SAP audits failed to find scheme
To fund his bribes, the SEC said, Garcia sold SAP software at 82 percent discount to an SAP partner company in Mexico. The partner then resold the software at a much higher price to the Panamanian government.
The profit from those sales created a self-sustaining slush fund for further bribes. That ensured bribe money would not come directly from SAP accounts, the SEC said.
Once the discounts were falsely recorded as legitimate discounts on the books of SAP’s Mexican subsidiary, they were subsequently consolidated into SAP’s financial statements.
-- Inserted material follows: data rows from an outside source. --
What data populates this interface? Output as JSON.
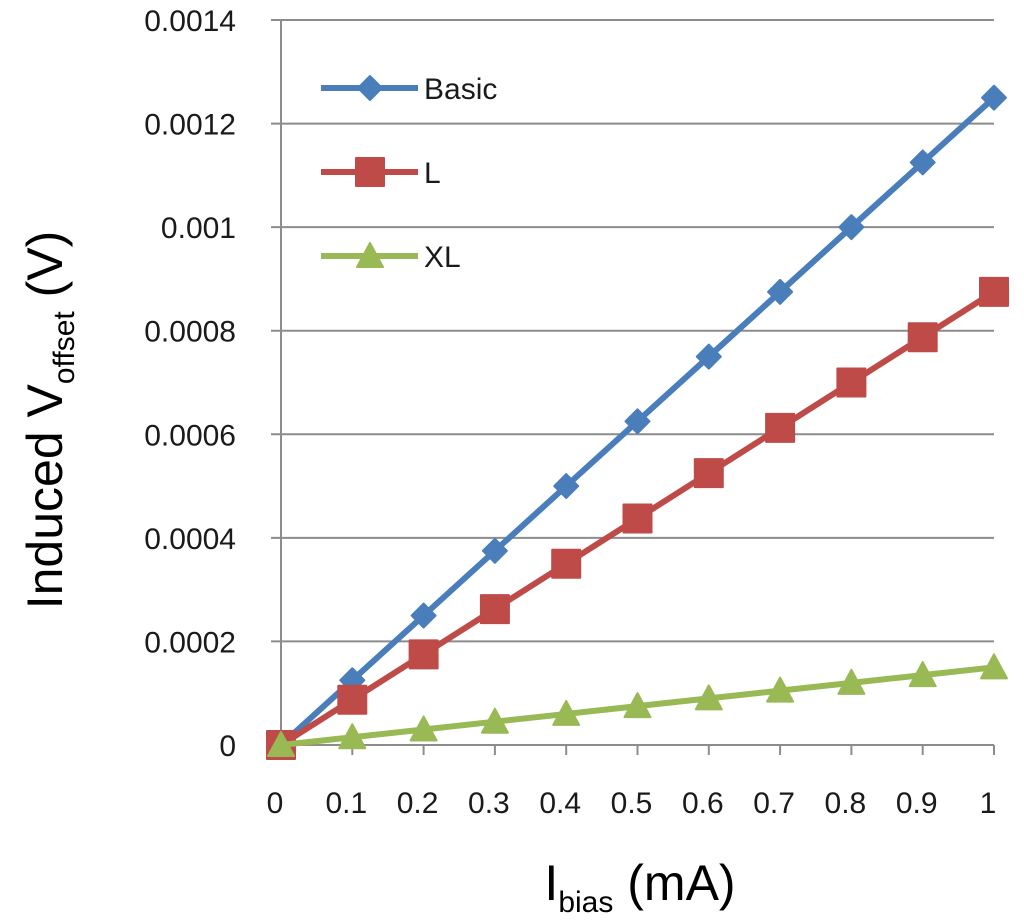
{
  "chart_data": {
    "type": "line",
    "x": [
      0,
      0.1,
      0.2,
      0.3,
      0.4,
      0.5,
      0.6,
      0.7,
      0.8,
      0.9,
      1
    ],
    "x_tick_labels": [
      "0",
      "0.1",
      "0.2",
      "0.3",
      "0.4",
      "0.5",
      "0.6",
      "0.7",
      "0.8",
      "0.9",
      "1"
    ],
    "y_tick_labels": [
      "0",
      "0.0002",
      "0.0004",
      "0.0006",
      "0.0008",
      "0.001",
      "0.0012",
      "0.0014"
    ],
    "xlim": [
      0,
      1
    ],
    "ylim": [
      0,
      0.0014
    ],
    "xlabel": {
      "main": "I",
      "sub": "bias",
      "rest": " (mA)"
    },
    "ylabel": {
      "main": "Induced V",
      "sub": "offset",
      "rest": " (V)"
    },
    "grid": "horizontal",
    "legend_position": "top-left",
    "series": [
      {
        "name": "Basic",
        "color": "#4a7ebb",
        "marker": "diamond",
        "values": [
          0,
          0.000125,
          0.00025,
          0.000375,
          0.0005,
          0.000625,
          0.00075,
          0.000875,
          0.001,
          0.001125,
          0.00125
        ]
      },
      {
        "name": "L",
        "color": "#be4b48",
        "marker": "square",
        "values": [
          0,
          8.75e-05,
          0.000175,
          0.0002625,
          0.00035,
          0.0004375,
          0.000525,
          0.0006125,
          0.0007,
          0.0007875,
          0.000875
        ]
      },
      {
        "name": "XL",
        "color": "#98b954",
        "marker": "triangle",
        "values": [
          0,
          1.5e-05,
          3e-05,
          4.5e-05,
          6e-05,
          7.5e-05,
          9e-05,
          0.000105,
          0.00012,
          0.000135,
          0.00015
        ]
      }
    ]
  }
}
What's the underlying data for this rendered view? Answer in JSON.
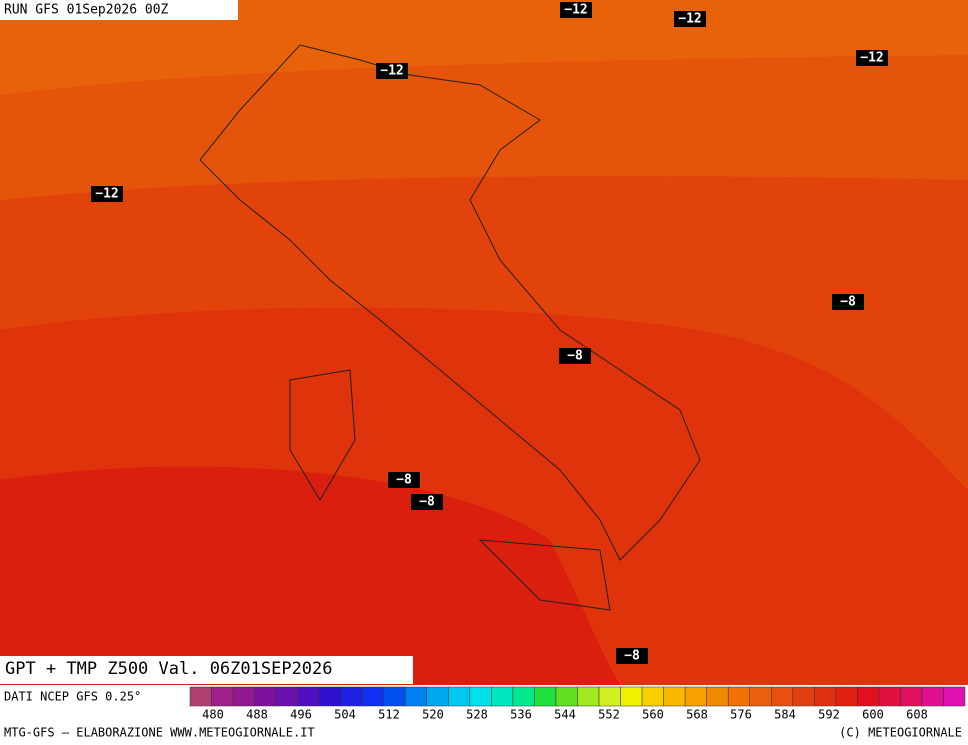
{
  "header": {
    "run": "RUN GFS 01Sep2026 00Z"
  },
  "contour_labels": [
    "−12",
    "−12",
    "−12",
    "−12",
    "−12",
    "−8",
    "−8",
    "−8",
    "−8",
    "−8"
  ],
  "footer": {
    "title": "GPT + TMP Z500 Val. 06Z01SEP2026",
    "source": "DATI NCEP GFS 0.25°",
    "credit": "MTG-GFS — ELABORAZIONE WWW.METEOGIORNALE.IT",
    "copyright": "(C) METEOGIORNALE"
  },
  "colorbar": {
    "labels": [
      480,
      488,
      496,
      504,
      512,
      520,
      528,
      536,
      544,
      552,
      560,
      568,
      576,
      584,
      592,
      600,
      608
    ],
    "colors": [
      "#b04070",
      "#a0208a",
      "#901890",
      "#8010a0",
      "#6a10b0",
      "#5010c0",
      "#3010d0",
      "#2020e0",
      "#1030f0",
      "#0050f0",
      "#0080f0",
      "#00a8f0",
      "#00c8f0",
      "#00e0e8",
      "#00e8c0",
      "#00e890",
      "#20e040",
      "#60e020",
      "#a0e820",
      "#d0f020",
      "#f0f000",
      "#f8d000",
      "#f8b800",
      "#f8a000",
      "#f08800",
      "#f07000",
      "#e86010",
      "#e85010",
      "#e04010",
      "#e03010",
      "#e02010",
      "#e01020",
      "#e01040",
      "#e01060",
      "#e01090",
      "#e010b0"
    ]
  }
}
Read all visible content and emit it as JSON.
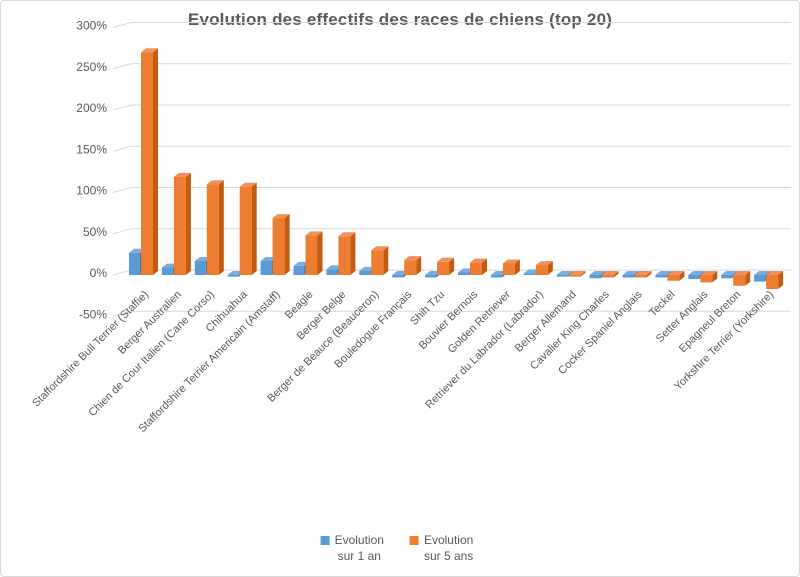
{
  "window": {
    "background": "#ffffff",
    "frame_border_color": "#d9d9d9"
  },
  "chart_data": {
    "type": "bar",
    "style": "3d-clustered-column",
    "title": "Evolution des effectifs des races de chiens (top 20)",
    "title_color": "#595959",
    "grid": true,
    "gridline_color": "#d9d9d9",
    "axis_text_color": "#595959",
    "legend_position": "bottom",
    "categories": [
      "Staffordshire Bull Terrier (Staffie)",
      "Berger Australien",
      "Chien de Cour Italien (Cane Corso)",
      "Chihuahua",
      "Staffordshire Terrier Americain (Amstaff)",
      "Beagle",
      "Berger Belge",
      "Berger de Beauce (Beauceron)",
      "Bouledogue Français",
      "Shih Tzu",
      "Bouvier Bernois",
      "Golden Retriever",
      "Retriever du Labrador (Labrador)",
      "Berger Allemand",
      "Cavalier King Charles",
      "Cocker Spaniel Anglais",
      "Teckel",
      "Setter Anglais",
      "Epagneul Breton",
      "Yorkshire Terrier (Yorkshire)"
    ],
    "series": [
      {
        "name": "Evolution sur 1 an",
        "legend_lines": [
          "Evolution",
          "sur 1 an"
        ],
        "color": "#5B9BD5",
        "color_top": "#7CACDD",
        "color_side": "#41719C",
        "values": [
          27,
          9,
          17,
          -2,
          17,
          11,
          7,
          5,
          -3,
          -3,
          3,
          -3,
          2,
          -2,
          -4,
          -3,
          -3,
          -5,
          -4,
          -8
        ]
      },
      {
        "name": "Evolution sur 5 ans",
        "legend_lines": [
          "Evolution",
          "sur 5 ans"
        ],
        "color": "#ED7D31",
        "color_top": "#F0915C",
        "color_side": "#C55A11",
        "values": [
          270,
          119,
          110,
          107,
          69,
          48,
          47,
          30,
          18,
          16,
          15,
          14,
          12,
          -2,
          -3,
          -3,
          -7,
          -9,
          -13,
          -17
        ]
      }
    ],
    "y_axis": {
      "unit": "%",
      "min": -50,
      "max": 300,
      "tick_values": [
        300,
        250,
        200,
        150,
        100,
        50,
        0,
        -50
      ],
      "tick_labels": [
        "300%",
        "250%",
        "200%",
        "150%",
        "100%",
        "50%",
        "0%",
        "-50%"
      ]
    }
  }
}
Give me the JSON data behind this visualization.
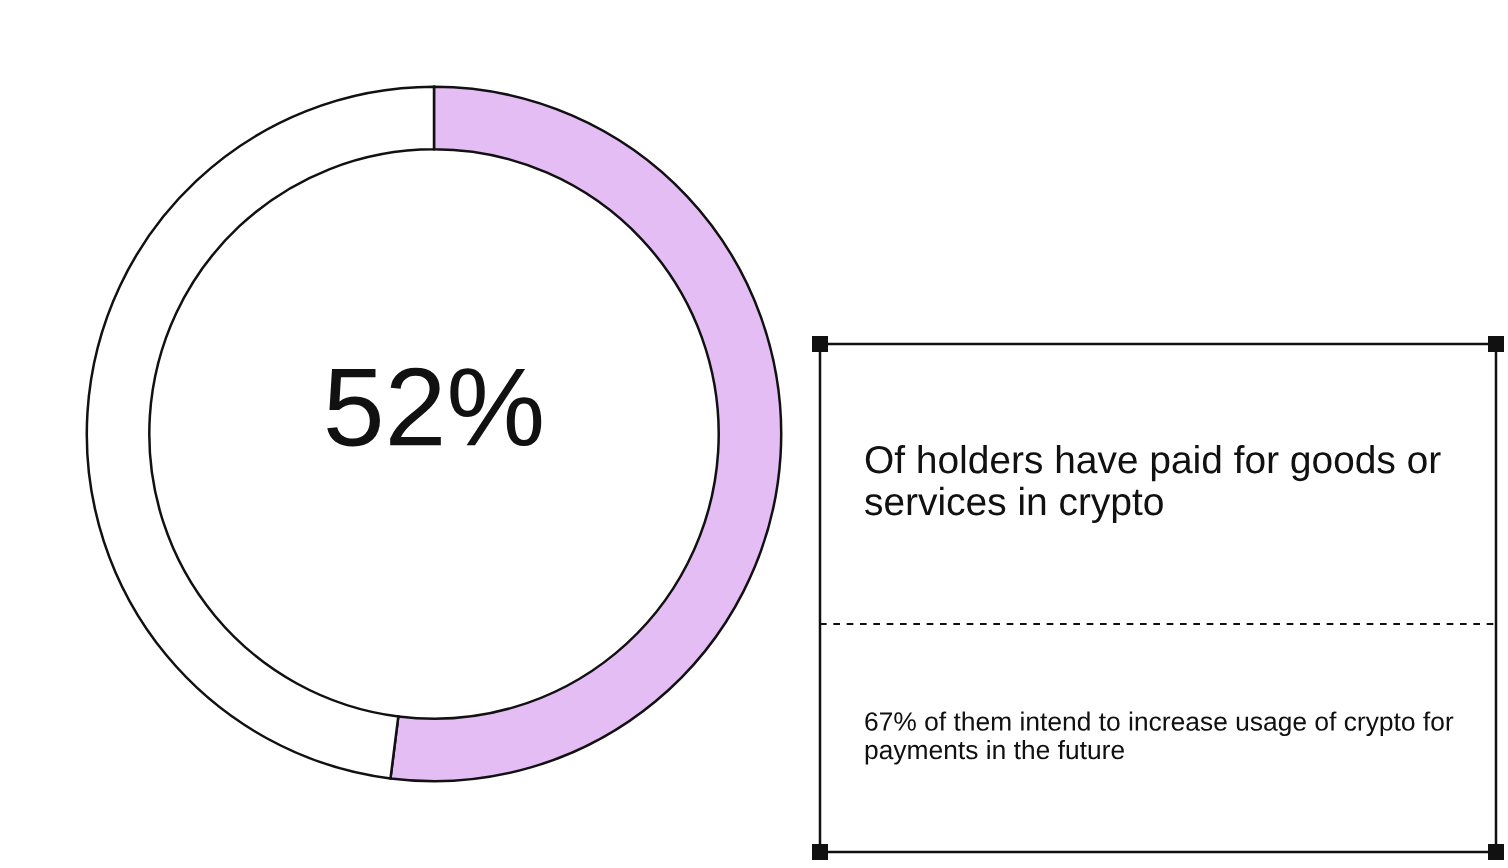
{
  "chart_data": {
    "type": "donut",
    "categories": [
      null,
      null
    ],
    "values": [
      52,
      48
    ],
    "colors": [
      "#e4bdf5",
      "#ffffff"
    ],
    "value_labels": [
      "52%",
      null
    ],
    "annotations": [
      "Of holders have paid for goods or services in crypto",
      "67% of them intend to increase usage of crypto for payments in the future"
    ],
    "legend": false
  }
}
SEC requires FCPA scrutiny
The SEC’s order for SAP to pay $3.9 million cited, among other control deficiencies, the “wide latitude provided to SAP employees in seeking and approving discounts to local partners, and the acceptance of discounts without company verification or anti-corruption scrutiny.”
International companies with agents operating in foreign countries are required to ensure that employees operate under the law. That requires constant contact with overseas employees and auditing of contracts and other agreements.
SAP, the SEC said, failed to “devise and maintain an adequate system of internal accounting controls sufficient to prevent or detect improper payments to government officials.”